May 04, 2016 1:00 AM

Author: Libby Mitchell


Millions of prescriptions are written for antibiotics each year and a new study from the Centers for Disease Control and Prevention shows nearly a third of them are unwarranted. This has the CDC, along with the Pew Charitable Trusts, calling for medical providers to take action to reduce the number of antibiotics they prescribe.

“For a long time, many physicians believed that erring on the safe side for our patients was to prescribe an antibiotic just in case, even if the diagnosis of a bacterial infection was not certain,” says Adam Hersh, MD, a pediatric infectious disease specialist with University of Utah Health. “Increasingly, we are realizing that being on the safe side often means not prescribing an antibiotic.”

In cases where an unnecessary antibiotic is given, a patient could be put at risk for developing bacteria that are resistant to the drugs. That means the antibiotics may not work at a later time when they are truly needed. In addition, antibiotics wipe out the “good” bacteria living in the body, leaving patients without natural defenses for a period of time. “Physicians and patients alike do not fully appreciate the fact that antibiotics are like friendly fire – they unintentionally kill many of the good bacteria in our bodies. This seems to be linked to longer-term health problems,” says Hersh.

Pediatrics is a main focus when it comes to reducing the number of antibiotics prescribed each year. Currently, young children have the highest rate of antibiotic prescription in the United States each year. “Many young children receive one or more antibiotic prescriptions each year,” says Hersh.

The majority of antibiotic prescriptions for children are written for ear infections. In many cases, an infection may be viral in nature, meaning an antibiotic will not help with its treatment. In other cases, it may not be an ear infection at all. “Diagnosing an ear infection is sometimes not so clear cut,” says Hersh. “Being certain about the diagnosis before prescribing the antibiotic is a critical part of this fight against antibiotic overuse.”

The goal right now is to reduce the number of antibiotic prescriptions for ear infections by at least 10 percent in patients under the age of 19.

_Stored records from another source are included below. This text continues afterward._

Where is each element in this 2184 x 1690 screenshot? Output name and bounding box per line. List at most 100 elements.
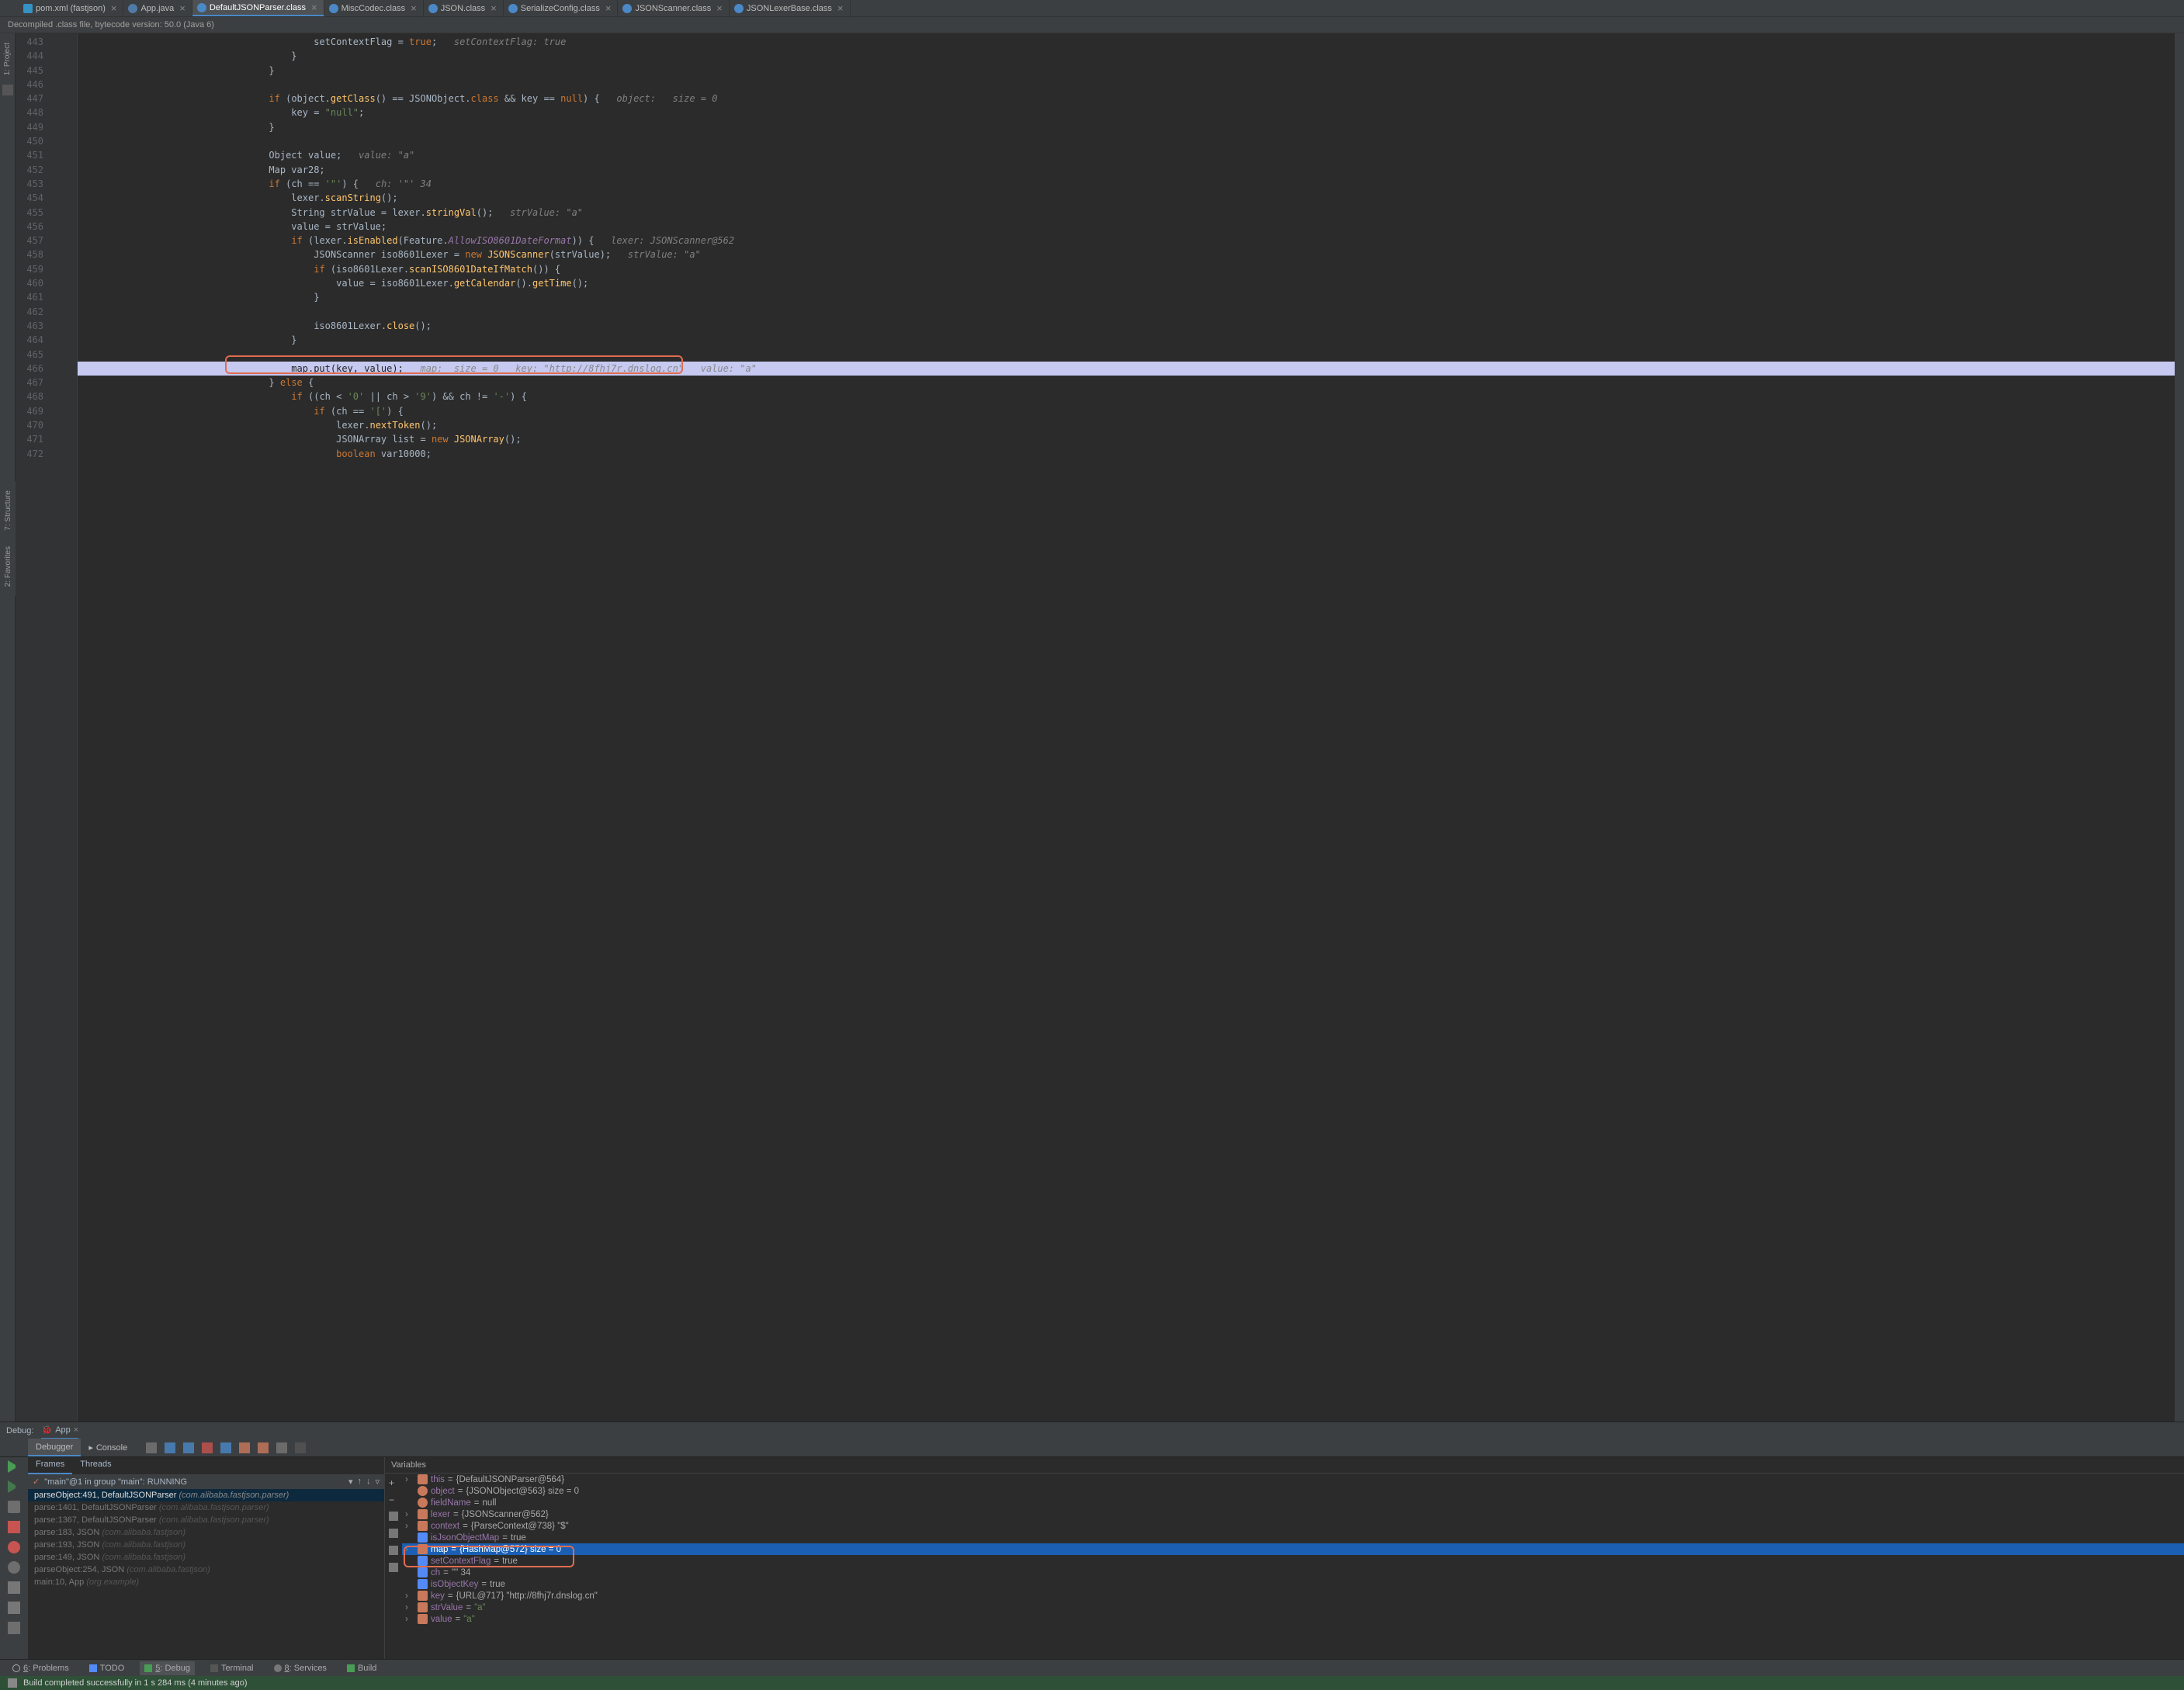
variable-row[interactable]: ›lexer = {JSONScanner@562} [402,1508,2184,1520]
run-to-cursor-icon[interactable] [258,1442,269,1453]
code-line[interactable]: if (lexer.isEnabled(Feature.AllowISO8601… [78,234,2175,248]
trace-icon[interactable] [295,1442,306,1453]
code-line[interactable]: boolean var10000; [78,447,2175,461]
rerun-icon[interactable] [8,1480,20,1493]
variable-row[interactable]: isJsonObjectMap = true [402,1532,2184,1543]
code-line[interactable]: lexer.scanString(); [78,191,2175,205]
todo-tab[interactable]: TODO [85,1661,130,1675]
camera-icon[interactable] [8,1581,20,1594]
code-line[interactable]: value = strValue; [78,220,2175,234]
stack-frame[interactable]: parse:193, JSON (com.alibaba.fastjson) [28,1539,384,1551]
variable-row[interactable]: ch = '"' 34 [402,1567,2184,1578]
code-line[interactable]: String strValue = lexer.stringVal(); str… [78,206,2175,220]
variable-row[interactable]: ›map = {HashMap@572} size = 0 [402,1543,2184,1555]
threads-icon[interactable] [146,1442,157,1453]
code-line[interactable] [78,78,2175,92]
project-tool-button[interactable]: 1: Project [3,38,12,80]
pin-icon[interactable] [8,1622,20,1634]
code-line[interactable]: JSONScanner iso8601Lexer = new JSONScann… [78,248,2175,261]
thread-selector[interactable]: ✓ "main"@1 in group "main": RUNNING ▾ ↑ … [28,1474,384,1489]
code-line[interactable]: iso8601Lexer.close(); [78,319,2175,333]
code-area[interactable]: setContextFlag = true; setContextFlag: t… [78,33,2175,1422]
code-line[interactable]: if (object.getClass() == JSONObject.clas… [78,92,2175,106]
stack-frame[interactable]: parse:1367, DefaultJSONParser (com.aliba… [28,1514,384,1526]
step-over-icon[interactable] [165,1442,175,1453]
variable-row[interactable]: object = {JSONObject@563} size = 0 [402,1485,2184,1497]
console-tab[interactable]: ▸ Console [81,1439,135,1456]
close-icon[interactable]: × [605,2,612,14]
code-line[interactable] [78,305,2175,319]
variable-row[interactable]: ›context = {ParseContext@738} "$" [402,1520,2184,1532]
terminal-tab[interactable]: Terminal [206,1661,258,1675]
glasses-icon[interactable] [389,1563,398,1572]
services-tab[interactable]: 8: Services [269,1661,331,1675]
editor-tab[interactable]: pom.xml (fastjson)× [19,0,123,16]
threads-subtab[interactable]: Threads [72,1457,119,1474]
editor-tab[interactable]: JSONLexerBase.class× [730,0,851,16]
code-line[interactable]: if (ch == '"') { ch: '"' 34 [78,177,2175,191]
arrow-down-icon[interactable]: ↓ [366,1477,371,1487]
code-line[interactable]: } [78,290,2175,304]
filter-icon[interactable]: ▿ [375,1477,380,1487]
close-icon[interactable]: × [491,2,497,14]
editor-tab[interactable]: DefaultJSONParser.class× [192,0,324,16]
editor-tab[interactable]: JSONScanner.class× [618,0,729,16]
code-line[interactable]: } [78,120,2175,134]
stop-icon[interactable] [8,1521,20,1533]
code-line[interactable]: lexer.nextToken(); [78,418,2175,432]
close-icon[interactable]: × [837,2,844,14]
force-step-icon[interactable] [202,1442,213,1453]
favorites-tool-button[interactable]: 2: Favorites [4,542,12,591]
code-line[interactable]: JSONArray list = new JSONArray(); [78,432,2175,446]
code-line[interactable]: value = iso8601Lexer.getCalendar().getTi… [78,276,2175,290]
code-line[interactable] [78,348,2175,362]
view-breakpoints-icon[interactable] [8,1541,20,1553]
close-icon[interactable]: × [716,2,723,14]
settings-icon[interactable] [8,1602,20,1614]
arrow-up-icon[interactable]: ↑ [357,1477,362,1487]
stack-frame[interactable]: main:10, App (org.example) [28,1576,384,1588]
stack-frame[interactable]: parse:183, JSON (com.alibaba.fastjson) [28,1526,384,1539]
copy-icon[interactable] [389,1546,398,1555]
step-into-icon[interactable] [183,1442,194,1453]
code-line[interactable]: map.put(key, value); map: size = 0 key: … [78,362,2175,376]
step-out-icon[interactable] [220,1442,231,1453]
add-watch-icon[interactable]: + [389,1477,398,1487]
variable-row[interactable]: setContextFlag = true [402,1555,2184,1567]
code-line[interactable]: setContextFlag = true; setContextFlag: t… [78,35,2175,49]
problems-tab[interactable]: 6: Problems [8,1661,74,1675]
code-line[interactable]: if (ch == '[') { [78,404,2175,418]
code-line[interactable]: } [78,64,2175,78]
structure-tool-button[interactable]: 7: Structure [4,486,12,535]
close-icon[interactable]: × [111,2,117,14]
close-icon[interactable]: × [311,2,317,13]
build-tab[interactable]: Build [342,1661,381,1675]
debug-tab[interactable]: 5: Debug [140,1661,195,1675]
chevron-down-icon[interactable]: ▾ [348,1477,353,1487]
code-line[interactable]: key = "null"; [78,106,2175,119]
close-icon[interactable]: × [74,1425,78,1435]
close-icon[interactable]: × [411,2,417,14]
mute-breakpoints-icon[interactable] [8,1561,20,1574]
evaluate-icon[interactable] [276,1442,287,1453]
down-icon[interactable] [389,1529,398,1538]
drop-frame-icon[interactable] [239,1442,250,1453]
up-icon[interactable] [389,1512,398,1521]
stack-frame[interactable]: parse:149, JSON (com.alibaba.fastjson) [28,1551,384,1564]
code-line[interactable]: } [78,333,2175,347]
debugger-tab[interactable]: Debugger [28,1439,81,1456]
editor-tab[interactable]: SerializeConfig.class× [504,0,619,16]
code-line[interactable]: } [78,49,2175,63]
variable-row[interactable]: ›key = {URL@717} "http://8fhj7r.dnslog.c… [402,1590,2184,1602]
pause-icon[interactable] [8,1501,20,1513]
code-line[interactable]: if (iso8601Lexer.scanISO8601DateIfMatch(… [78,262,2175,276]
stack-frame[interactable]: parseObject:491, DefaultJSONParser (com.… [28,1489,384,1501]
frames-subtab[interactable]: Frames [28,1457,72,1474]
code-line[interactable]: } else { [78,376,2175,390]
close-icon[interactable]: × [179,2,185,14]
editor-scrollbar[interactable] [2175,33,2184,1422]
editor-tab[interactable]: MiscCodec.class× [324,0,424,16]
stack-frame[interactable]: parseObject:254, JSON (com.alibaba.fastj… [28,1564,384,1576]
variable-row[interactable]: ›value = "a" [402,1613,2184,1625]
run-config-tab[interactable]: 🐞 App × [41,1422,78,1439]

Changing patient expectations is another key to reducing antibiotic overuse. In adults, the most unneeded antibiotic prescriptions are written for acute respiratory conditions like sinusitis – which will resolve on its own in the majority of cases.

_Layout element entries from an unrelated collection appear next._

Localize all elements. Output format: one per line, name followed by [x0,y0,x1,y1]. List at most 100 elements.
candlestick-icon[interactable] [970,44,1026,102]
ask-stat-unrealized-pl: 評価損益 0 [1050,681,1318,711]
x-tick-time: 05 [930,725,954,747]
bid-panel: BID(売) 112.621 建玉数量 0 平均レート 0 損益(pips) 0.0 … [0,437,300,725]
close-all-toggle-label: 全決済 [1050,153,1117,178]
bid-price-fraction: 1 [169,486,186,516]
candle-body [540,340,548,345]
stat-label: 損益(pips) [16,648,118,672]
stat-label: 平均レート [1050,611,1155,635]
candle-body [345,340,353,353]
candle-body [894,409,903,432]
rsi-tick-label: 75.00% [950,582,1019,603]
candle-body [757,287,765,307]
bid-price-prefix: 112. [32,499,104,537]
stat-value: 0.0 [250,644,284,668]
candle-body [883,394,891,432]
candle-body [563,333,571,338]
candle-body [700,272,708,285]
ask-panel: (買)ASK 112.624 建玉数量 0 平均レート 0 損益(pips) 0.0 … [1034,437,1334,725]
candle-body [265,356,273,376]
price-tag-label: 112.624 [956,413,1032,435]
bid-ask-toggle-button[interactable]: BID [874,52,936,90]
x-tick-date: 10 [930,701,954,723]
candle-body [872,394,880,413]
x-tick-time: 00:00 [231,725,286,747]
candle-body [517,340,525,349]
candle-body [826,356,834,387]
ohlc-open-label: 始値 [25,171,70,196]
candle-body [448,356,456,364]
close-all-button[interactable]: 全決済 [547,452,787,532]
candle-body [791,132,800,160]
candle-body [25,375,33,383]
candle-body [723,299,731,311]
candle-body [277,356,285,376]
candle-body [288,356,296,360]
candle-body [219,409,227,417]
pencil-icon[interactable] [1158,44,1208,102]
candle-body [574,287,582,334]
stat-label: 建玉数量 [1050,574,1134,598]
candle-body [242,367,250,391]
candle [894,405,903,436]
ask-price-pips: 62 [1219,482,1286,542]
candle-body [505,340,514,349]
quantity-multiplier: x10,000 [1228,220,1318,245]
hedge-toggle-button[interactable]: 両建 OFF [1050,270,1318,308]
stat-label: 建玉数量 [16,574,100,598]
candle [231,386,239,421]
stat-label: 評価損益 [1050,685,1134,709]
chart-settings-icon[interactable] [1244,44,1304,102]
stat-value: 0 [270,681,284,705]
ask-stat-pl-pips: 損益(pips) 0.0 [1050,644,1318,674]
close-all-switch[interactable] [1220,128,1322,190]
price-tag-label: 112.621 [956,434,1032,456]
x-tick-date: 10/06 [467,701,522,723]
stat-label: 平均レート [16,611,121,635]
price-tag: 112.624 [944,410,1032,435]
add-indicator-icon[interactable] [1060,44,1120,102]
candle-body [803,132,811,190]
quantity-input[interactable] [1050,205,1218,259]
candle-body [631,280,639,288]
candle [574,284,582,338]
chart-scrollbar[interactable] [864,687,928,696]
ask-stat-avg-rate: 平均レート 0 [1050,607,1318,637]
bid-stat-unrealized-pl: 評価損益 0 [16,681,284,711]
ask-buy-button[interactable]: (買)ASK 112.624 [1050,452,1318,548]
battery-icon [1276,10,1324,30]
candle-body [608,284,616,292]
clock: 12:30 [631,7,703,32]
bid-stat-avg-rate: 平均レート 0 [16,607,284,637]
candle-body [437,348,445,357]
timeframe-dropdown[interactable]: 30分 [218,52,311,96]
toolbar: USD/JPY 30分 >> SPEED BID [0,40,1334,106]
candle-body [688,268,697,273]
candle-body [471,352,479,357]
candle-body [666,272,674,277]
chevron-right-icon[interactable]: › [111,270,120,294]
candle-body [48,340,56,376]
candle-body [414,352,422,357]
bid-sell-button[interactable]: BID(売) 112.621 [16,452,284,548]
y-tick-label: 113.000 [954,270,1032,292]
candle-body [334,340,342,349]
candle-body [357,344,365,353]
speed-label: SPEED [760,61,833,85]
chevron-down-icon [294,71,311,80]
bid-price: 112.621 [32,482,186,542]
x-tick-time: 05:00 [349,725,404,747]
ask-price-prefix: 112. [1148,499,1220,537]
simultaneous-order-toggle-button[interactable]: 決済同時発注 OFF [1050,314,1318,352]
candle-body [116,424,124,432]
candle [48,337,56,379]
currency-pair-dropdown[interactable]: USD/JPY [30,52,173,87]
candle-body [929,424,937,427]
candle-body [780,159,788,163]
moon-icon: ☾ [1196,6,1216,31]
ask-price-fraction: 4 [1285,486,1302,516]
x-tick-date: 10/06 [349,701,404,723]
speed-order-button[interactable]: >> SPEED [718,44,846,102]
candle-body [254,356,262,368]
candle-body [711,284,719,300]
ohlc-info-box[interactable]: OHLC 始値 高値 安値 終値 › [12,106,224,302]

“Physicians sometimes perceive, often incorrectly, that patients expect an antibiotic prescription, even when it’s not the right treatment,” says Hersh. Instead of writing a prescription, medical providers should encourage patients who don’t necessarily need antibiotics to treat their symptoms with over-the-counter medications.

“Antibiotic overuse and the consequences of antibiotic resistance are among the most important health threats we face,” says Hersh.